You are at your wits' end at work and your next holiday seems aeons away. But then a "dream job" catches your eye. You've just got time to dash off a covering letter, pop it in the post with your CV and … aarrrgh … your CV! It's completely out of date! Time to whip it into shape …

1 Stop putting it off

One of life's most tedious tasks is compiling your CV. Rather than enduring the boredom of writing and typing the blighter, you convince yourself that you won't get the job anyway. Think! If everyone takes that attitude, then yours might be the only one to land on the desk … So pour yourself a strong coffee and get on with it.

2 Start at the beginning …

Avoid the use of the words "curriculum vitae" as a heading - it's so passé. Put your name in its place, centred at the top of the first page. Do not treat the reader like an idiot by including superfluous headings, such as "name", "address" or "telephone number". On no account include your two divorces or the number of children you have. And never, ever disclose your salary, unless you want to earn less than it.

3 Sell yourself

These two words strike the fear of God into most hearts (unless your chosen career is telesales). Carefully consider the tone.

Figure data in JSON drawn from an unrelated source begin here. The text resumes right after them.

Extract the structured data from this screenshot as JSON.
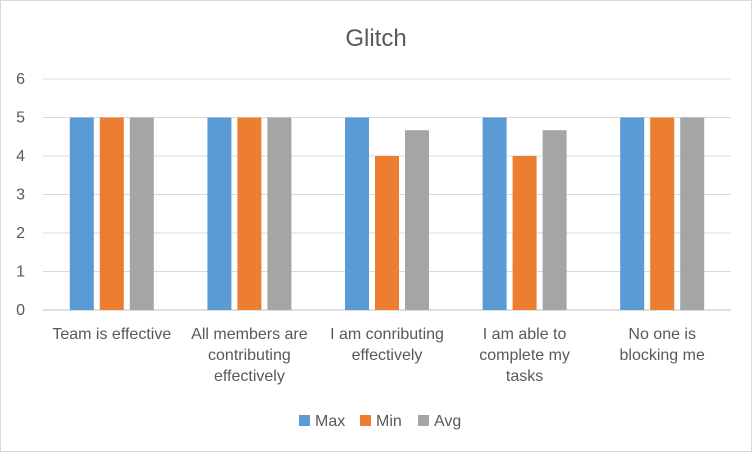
{
  "chart_data": {
    "type": "bar",
    "title": "Glitch",
    "xlabel": "",
    "ylabel": "",
    "ylim": [
      0,
      6
    ],
    "yticks": [
      0,
      1,
      2,
      3,
      4,
      5,
      6
    ],
    "grid": true,
    "legend_position": "bottom",
    "categories": [
      [
        "Team is effective"
      ],
      [
        "All members are",
        "contributing",
        "effectively"
      ],
      [
        "I am conributing",
        "effectively"
      ],
      [
        "I am able to",
        "complete my",
        "tasks"
      ],
      [
        "No one is",
        "blocking me"
      ]
    ],
    "series": [
      {
        "name": "Max",
        "color": "#5b9bd5",
        "values": [
          5,
          5,
          5,
          5,
          5
        ]
      },
      {
        "name": "Min",
        "color": "#ed7d31",
        "values": [
          5,
          5,
          4,
          4,
          5
        ]
      },
      {
        "name": "Avg",
        "color": "#a5a5a5",
        "values": [
          5,
          5,
          4.67,
          4.67,
          5
        ]
      }
    ]
  }
}
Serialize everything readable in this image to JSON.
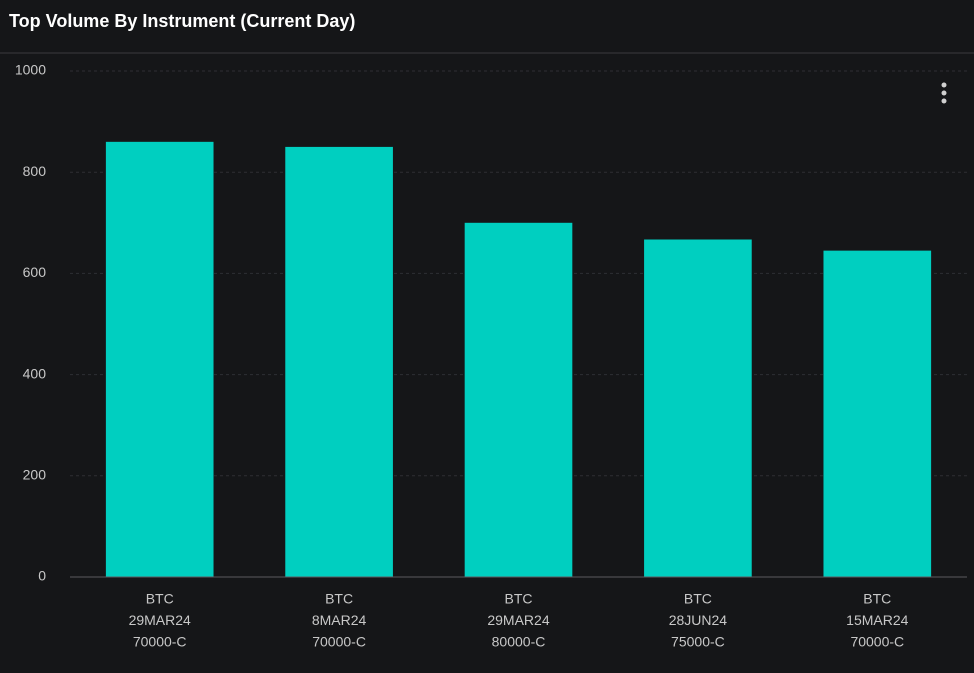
{
  "chart_data": {
    "type": "bar",
    "title": "Top Volume By Instrument (Current Day)",
    "categories": [
      [
        "BTC",
        "29MAR24",
        "70000-C"
      ],
      [
        "BTC",
        "8MAR24",
        "70000-C"
      ],
      [
        "BTC",
        "29MAR24",
        "80000-C"
      ],
      [
        "BTC",
        "28JUN24",
        "75000-C"
      ],
      [
        "BTC",
        "15MAR24",
        "70000-C"
      ]
    ],
    "values": [
      860,
      850,
      700,
      667,
      645
    ],
    "color": "#00cfc0",
    "ylim": [
      0,
      1000
    ],
    "yticks": [
      0,
      200,
      400,
      600,
      800,
      1000
    ],
    "grid": true
  }
}
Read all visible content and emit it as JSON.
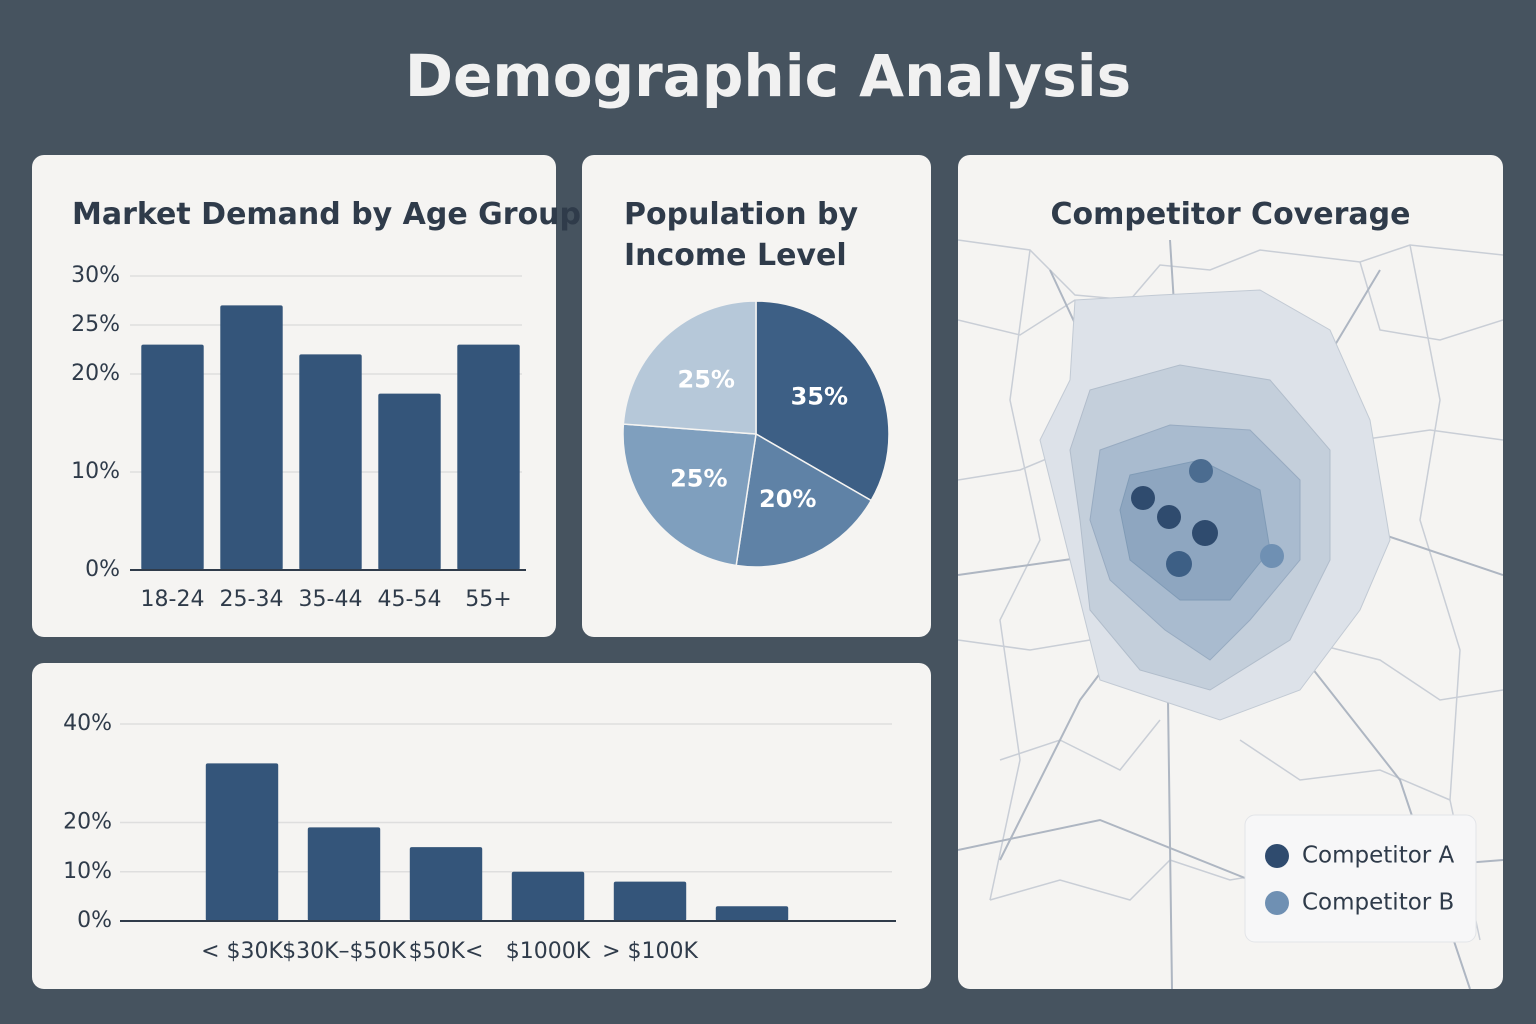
{
  "title": "Demographic Analysis",
  "chart_data": [
    {
      "type": "bar",
      "title": "Market Demand by Age Group",
      "categories": [
        "18-24",
        "25-34",
        "35-44",
        "45-54",
        "55+"
      ],
      "values": [
        23,
        27,
        22,
        18,
        23
      ],
      "color": "#34557a",
      "ylim": [
        0,
        30
      ],
      "yticks": [
        {
          "value": 0,
          "label": "0%"
        },
        {
          "value": 10,
          "label": "10%"
        },
        {
          "value": 20,
          "label": "20%"
        },
        {
          "value": 25,
          "label": "25%"
        },
        {
          "value": 30,
          "label": "30%"
        }
      ],
      "grid": true
    },
    {
      "type": "pie",
      "title": "Population by Income Level",
      "values": [
        35,
        20,
        25,
        25
      ],
      "value_labels": [
        "35%",
        "20%",
        "25%",
        "25%"
      ],
      "colors": [
        "#3d5f85",
        "#5f82a6",
        "#7f9fbe",
        "#b6c8d9"
      ]
    },
    {
      "type": "bar",
      "categories": [
        "< $30K",
        "$30K–$50K",
        "$50K<",
        "$1000K",
        "> $100K",
        null
      ],
      "values": [
        32,
        19,
        15,
        10,
        8,
        3
      ],
      "color": "#34557a",
      "ylim": [
        0,
        40
      ],
      "yticks": [
        {
          "value": 0,
          "label": "0%"
        },
        {
          "value": 10,
          "label": "10%"
        },
        {
          "value": 20,
          "label": "20%"
        },
        {
          "value": 40,
          "label": "40%"
        }
      ],
      "grid": true
    }
  ],
  "map": {
    "title": "Competitor Coverage",
    "legend": [
      {
        "name": "Competitor A",
        "color": "#2f4b6e"
      },
      {
        "name": "Competitor B",
        "color": "#6f90b3"
      }
    ]
  }
}
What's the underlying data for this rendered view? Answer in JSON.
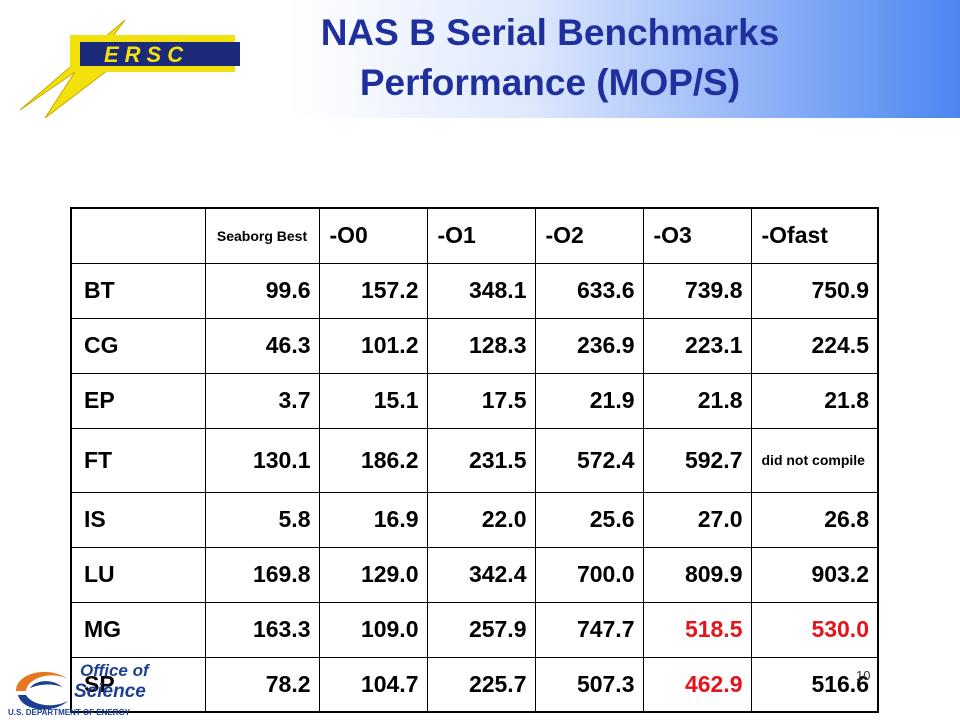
{
  "header": {
    "logo_text": "ERSC",
    "title_line1": "NAS B Serial Benchmarks",
    "title_line2": "Performance (MOP/S)"
  },
  "table": {
    "columns": [
      "",
      "Seaborg Best",
      "-O0",
      "-O1",
      "-O2",
      "-O3",
      "-Ofast"
    ],
    "rows": [
      {
        "name": "BT",
        "seaborg": "99.6",
        "o0": "157.2",
        "o1": "348.1",
        "o2": "633.6",
        "o3": "739.8",
        "ofast": "750.9"
      },
      {
        "name": "CG",
        "seaborg": "46.3",
        "o0": "101.2",
        "o1": "128.3",
        "o2": "236.9",
        "o3": "223.1",
        "ofast": "224.5"
      },
      {
        "name": "EP",
        "seaborg": "3.7",
        "o0": "15.1",
        "o1": "17.5",
        "o2": "21.9",
        "o3": "21.8",
        "ofast": "21.8"
      },
      {
        "name": "FT",
        "seaborg": "130.1",
        "o0": "186.2",
        "o1": "231.5",
        "o2": "572.4",
        "o3": "592.7",
        "ofast": "did not compile"
      },
      {
        "name": "IS",
        "seaborg": "5.8",
        "o0": "16.9",
        "o1": "22.0",
        "o2": "25.6",
        "o3": "27.0",
        "ofast": "26.8"
      },
      {
        "name": "LU",
        "seaborg": "169.8",
        "o0": "129.0",
        "o1": "342.4",
        "o2": "700.0",
        "o3": "809.9",
        "ofast": "903.2"
      },
      {
        "name": "MG",
        "seaborg": "163.3",
        "o0": "109.0",
        "o1": "257.9",
        "o2": "747.7",
        "o3": "518.5",
        "ofast": "530.0"
      },
      {
        "name": "SP",
        "seaborg": "78.2",
        "o0": "104.7",
        "o1": "225.7",
        "o2": "507.3",
        "o3": "462.9",
        "ofast": "516.6"
      }
    ],
    "highlight_color": "#e5141b"
  },
  "footer": {
    "org_line1": "Office of",
    "org_line2": "Science",
    "org_line3": "U.S. DEPARTMENT OF ENERGY",
    "page_number": "10"
  }
}
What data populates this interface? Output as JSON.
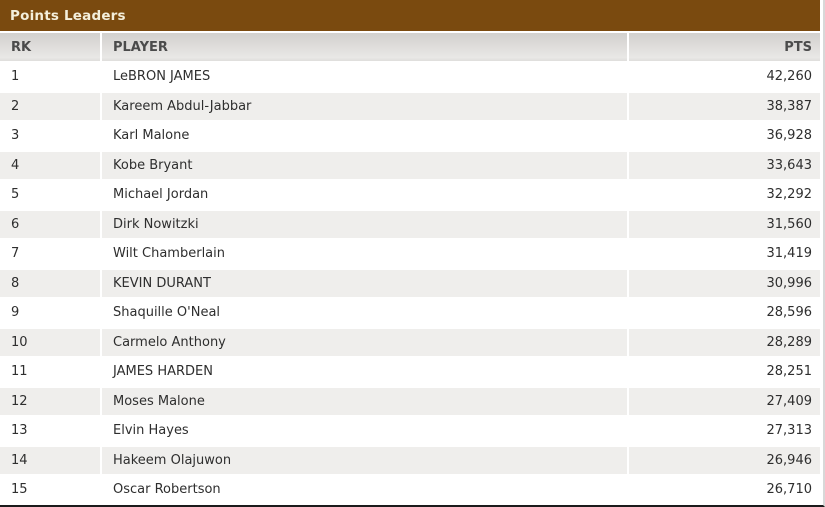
{
  "widget": {
    "title": "Points Leaders"
  },
  "chart_data": {
    "type": "table",
    "title": "Points Leaders",
    "columns": [
      "RK",
      "PLAYER",
      "PTS"
    ],
    "rows": [
      [
        "1",
        "LeBRON JAMES",
        "42,260"
      ],
      [
        "2",
        "Kareem Abdul-Jabbar",
        "38,387"
      ],
      [
        "3",
        "Karl Malone",
        "36,928"
      ],
      [
        "4",
        "Kobe Bryant",
        "33,643"
      ],
      [
        "5",
        "Michael Jordan",
        "32,292"
      ],
      [
        "6",
        "Dirk Nowitzki",
        "31,560"
      ],
      [
        "7",
        "Wilt Chamberlain",
        "31,419"
      ],
      [
        "8",
        "KEVIN DURANT",
        "30,996"
      ],
      [
        "9",
        "Shaquille O'Neal",
        "28,596"
      ],
      [
        "10",
        "Carmelo Anthony",
        "28,289"
      ],
      [
        "11",
        "JAMES HARDEN",
        "28,251"
      ],
      [
        "12",
        "Moses Malone",
        "27,409"
      ],
      [
        "13",
        "Elvin Hayes",
        "27,313"
      ],
      [
        "14",
        "Hakeem Olajuwon",
        "26,946"
      ],
      [
        "15",
        "Oscar Robertson",
        "26,710"
      ]
    ],
    "pts_values": [
      42260,
      38387,
      36928,
      33643,
      32292,
      31560,
      31419,
      30996,
      28596,
      28289,
      28251,
      27409,
      27313,
      26946,
      26710
    ],
    "layout_hints": {
      "row_striping": "alternating white / light gray",
      "pts_alignment": "right",
      "grid": "2px white cell spacing"
    }
  },
  "ui_colors": {
    "title_bar_bg": "#7a4a0f",
    "title_text": "#f4efdb",
    "column_header_gradient_top": "#d2d0cd",
    "column_header_gradient_bottom": "#e9e8e6",
    "column_header_text": "#4b4b4b",
    "row_alt_bg": "#efeeec",
    "row_text": "#2e2e2e",
    "bottom_border": "#1b1b1b"
  }
}
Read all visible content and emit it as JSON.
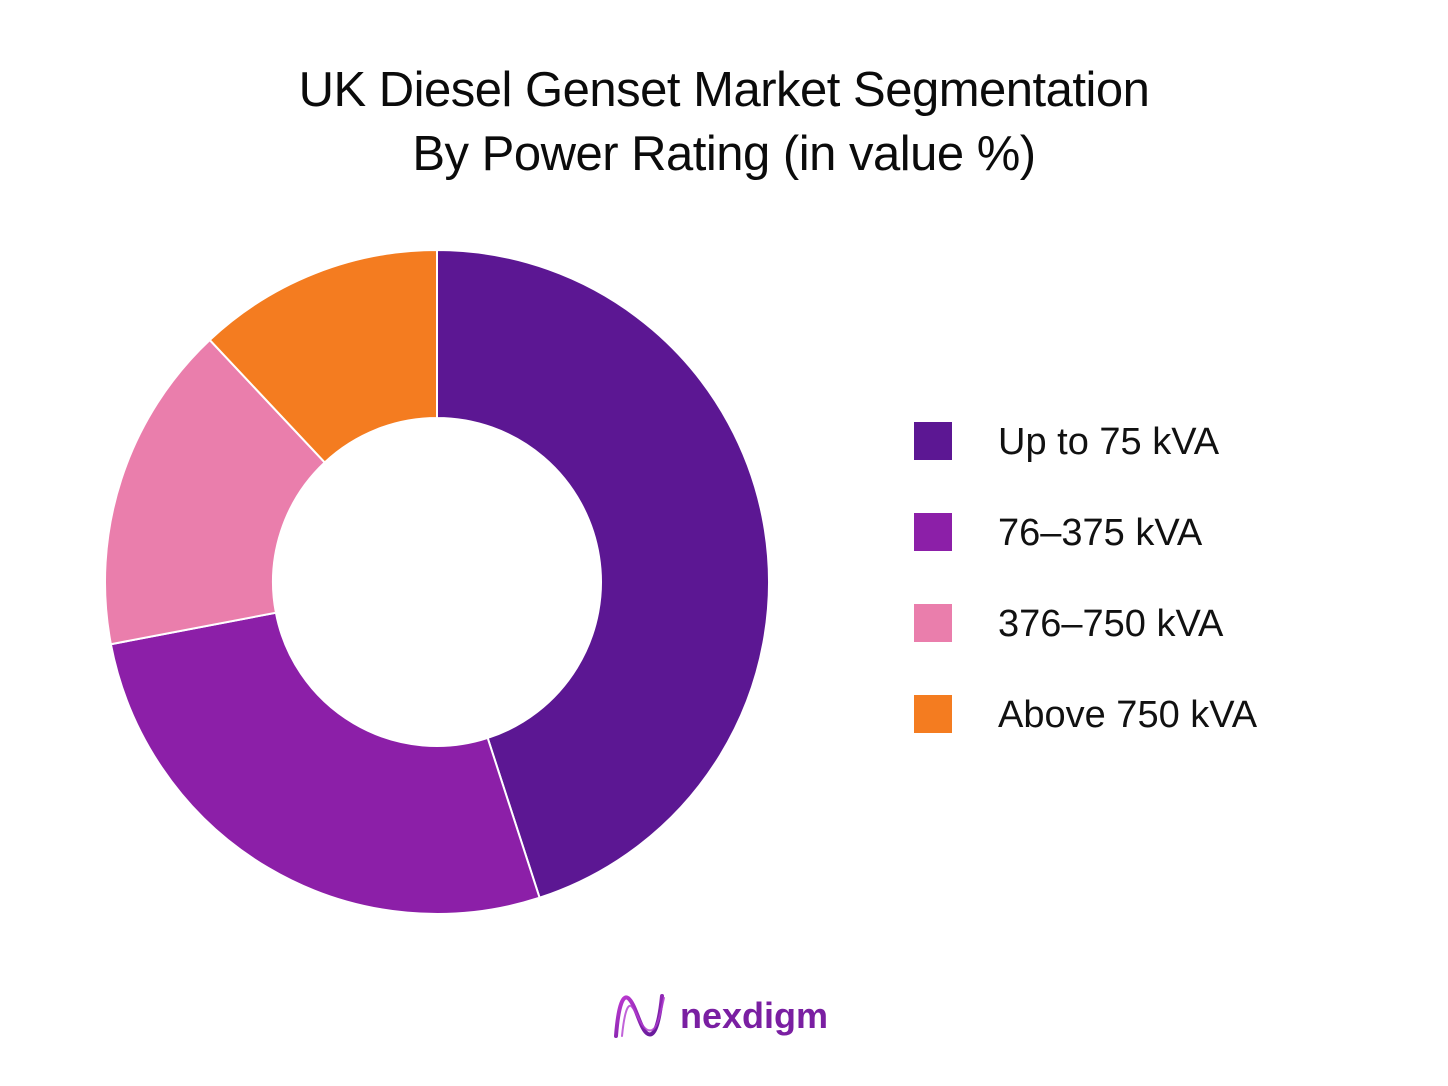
{
  "chart_data": {
    "type": "pie",
    "donut": true,
    "title_lines": [
      "UK Diesel Genset Market Segmentation",
      "By Power Rating (in value %)"
    ],
    "categories": [
      "Up to 75 kVA",
      "76–375 kVA",
      "376–750 kVA",
      "Above 750 kVA"
    ],
    "values": [
      45,
      27,
      16,
      12
    ],
    "unit": "%",
    "colors": [
      "#5c1793",
      "#8c1fa8",
      "#ea7eac",
      "#f47c20"
    ],
    "legend_position": "right",
    "start_angle": "top",
    "direction": "clockwise"
  },
  "brand": {
    "name": "nexdigm",
    "icon": "nexdigm-logo-icon",
    "color": "#7a1fa2"
  }
}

You have to sound confident but not cocky. You have to sell your skills. Analyse every job you've ever had and assess its relevance. With enough creative thinking, you can squeeze significant "experience" out of the most blatantly irrelevant of jobs: your time as a cashier at Netto taught you the importance of handling money, for instance. Cut out embarrassing jobs, such as your stint as Chas the Chicken at the local shopping mall, but be creative with the gaps of "not working" on your CV. A career summary at the top of the CV gives you a chance to fleetingly blow your own trumpet before the reader loses interest. Above all be brief. Never run to more than two pages.

4 First impressions

Try to imagine your CV landing on your desk at work. Look at the presentation. Does the paper look like your dog slept on it? Is the layout neat and stylish? Do the margins line up? Is the ink nice and bold or is it obvious you couldn't be bothered to buy a new cartridge? Printing your CV on good quality, heavier weight paper can make it stand out in a crowd, particularly if you plump for an off-white colour - although on no account print it on silver paper in rainbow-coloured inks. Do not use over-the-top typefaces - the curly and archaic ones look naff and the futuristic ones sound the "boffin" alarm bells. Go for something sedate and stylish. Also, if you're sending your CV by email, some computers won't be able to read unusual fonts.

5 Check it like a maniac

Check the layout. Check the spelling. Check for typos. Check the dates and the years and the content. Check it makes you cringe (a good sign). Are all those interests and hobbies really relevant? Do some suggest disturbing character traits? Delete, delete, delete … If you are printing it out, hunt around for a decent-looking envelope (preferably an A4 hardbacked one so your CV won't get creased), pop it in with the covering letter … the covering letter? … aaaaarrrgggh!